With English as my language I was frustrated at not being able to read the detailed information. Limited to the simple English captions and various pictures, much of the greater details was lost on me.

However, what was overwhelmingly powerful was the cell with no words.
Emotionally profound. Simple. Straight to the point.

Sometimes words are too much. The profundity of the experience was all that was needed.
Whatever our language…and whatever our age, we are all human.

We all understood this cell.


In this particular cell, prisoners were shackled to the ground for 24 hours a day in the dark. They were only allowed to stand.

Empty cell with spotlighted shackles.

I watched a boy of about ten walk up to the chains in the middle of the floor.

He squatted down deep in thought and touched the shackles with his left hand, whilst with his right, he held the cross hanging around his neck.

He stayed there.
He stayed crouched for a couple of minutes.

No words for him to read, but a powerful connection seemed to be made and it was profound to observe.

We predominanly use words to communicate.
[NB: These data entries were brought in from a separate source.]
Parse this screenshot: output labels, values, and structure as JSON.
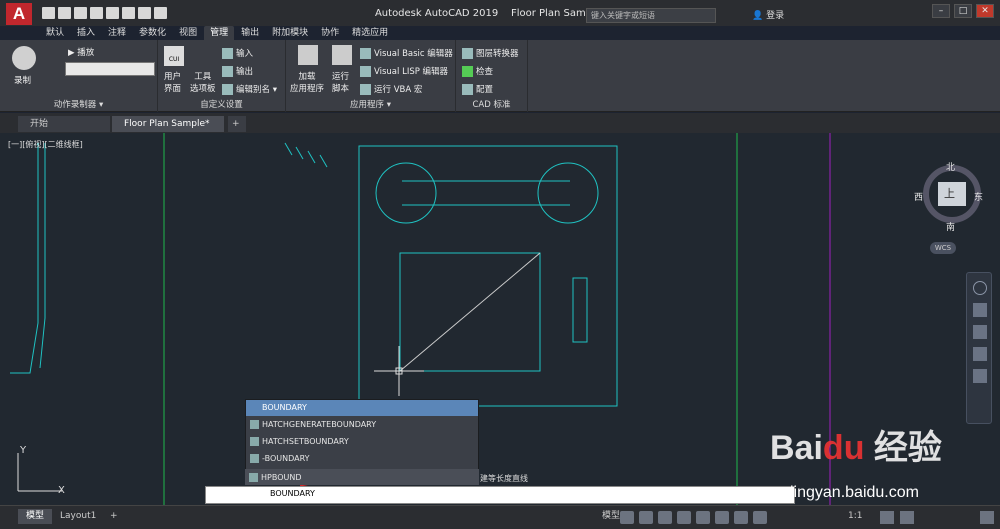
{
  "app": {
    "title": "Autodesk AutoCAD 2019",
    "file": "Floor Plan Sample.dwg",
    "logo": "A"
  },
  "search": {
    "placeholder": "键入关键字或短语"
  },
  "login": "登录",
  "ribbon_tabs": [
    "默认",
    "插入",
    "注释",
    "参数化",
    "视图",
    "管理",
    "输出",
    "附加模块",
    "协作",
    "精选应用"
  ],
  "ribbon": {
    "record": "录制",
    "play": "播放",
    "group_action": "动作录制器 ▾",
    "cui_title": "CUI",
    "user_interface": "用户\n界面",
    "tool_palette": "工具\n选项板",
    "import": "输入",
    "export": "输出",
    "edit_alias": "编辑别名 ▾",
    "group_custom": "自定义设置",
    "load_app": "加载\n应用程序",
    "run_script": "运行\n脚本",
    "vb_editor": "Visual Basic 编辑器",
    "lisp_editor": "Visual LISP 编辑器",
    "run_vba": "运行 VBA 宏",
    "group_apps": "应用程序 ▾",
    "layer_translator": "图层转换器",
    "check": "检查",
    "configure": "配置",
    "group_cad": "CAD 标准"
  },
  "doc_tabs": [
    "开始",
    "Floor Plan Sample*"
  ],
  "viewport_label": "[一][俯视][二维线框]",
  "viewcube": {
    "top": "上",
    "north": "北",
    "south": "南",
    "east": "东",
    "west": "西",
    "wcs": "WCS"
  },
  "autocomplete": {
    "header": "BOUNDARY",
    "items": [
      "HATCHGENERATEBOUNDARY",
      "HATCHSETBOUNDARY",
      "-BOUNDARY",
      "HPBOUND"
    ],
    "tooltip": "建等长度直线"
  },
  "command_line": {
    "value": "BOUNDARY"
  },
  "status_tabs": [
    "模型",
    "Layout1"
  ],
  "status": {
    "model": "模型",
    "scale": "1:1"
  },
  "watermark": {
    "brand": "Bai",
    "brand2": "经验",
    "url": "jingyan.baidu.com"
  }
}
It’s how we connect with people. But it makes me wonder, what do we miss if we only use words?

How can we change our interactions with people?
Rather than feeling a lack of words when we can’t speak a foreign language, what if we saw it as an opportunity to connect more deeply via non verbal means?

Some of my most favourite memories of travel have been connecting with someone when we didn’t speak each other’s language. The nods, the smiles, an awkward gesture, a desperate need to communicate with limited means. Lost in the back streets of Nha Trang in Vietnam, it was acutely apparent to me that tourists did NOT walk down these streets.

To my left I saw a tiny wizzened little old lady standing on her top step. She saw me, pointed in shock, laughed enormously in delight and started clapping. I could still hear her laughing and clapping as I went around the corner. She wasn’t laughing at me. I was just the last thing she expected to see that day. Her enjoyment was palpable.

What about diversity of language in our communities?

In terms of identity and belonging, my focus is about exploring dualites – within local communities and also within ourselves.

If we look at tourism and its need to provide multi languages for tourism, are we negating our local communities?
They too are sometimes as diverse of the foreigners that visit. Local people visit museums, heritage sites etc too.

The 2013 UK census revealed that Polish was the second most spoken language in England and Wales. In line with supporting social inclusion, should the UK now include Polish on all museum information panels?

At what point does immigration impact the way in which we approach human connection and the supply of local information?
At what point do we become local?

The history of immigration and multiculturalism fascinates me. We can hold several identities at once and also none at all, other than human.

The nuances are varied. The duality within us can feel a million miles apart or as close as a whisper.

And I think this all relates to communication – how we communicate to ourself and how we communicate to others.

By all means use language. It’s powerful, but so are no words.

No words speak to people’s hearts – and that’s where true connection happens.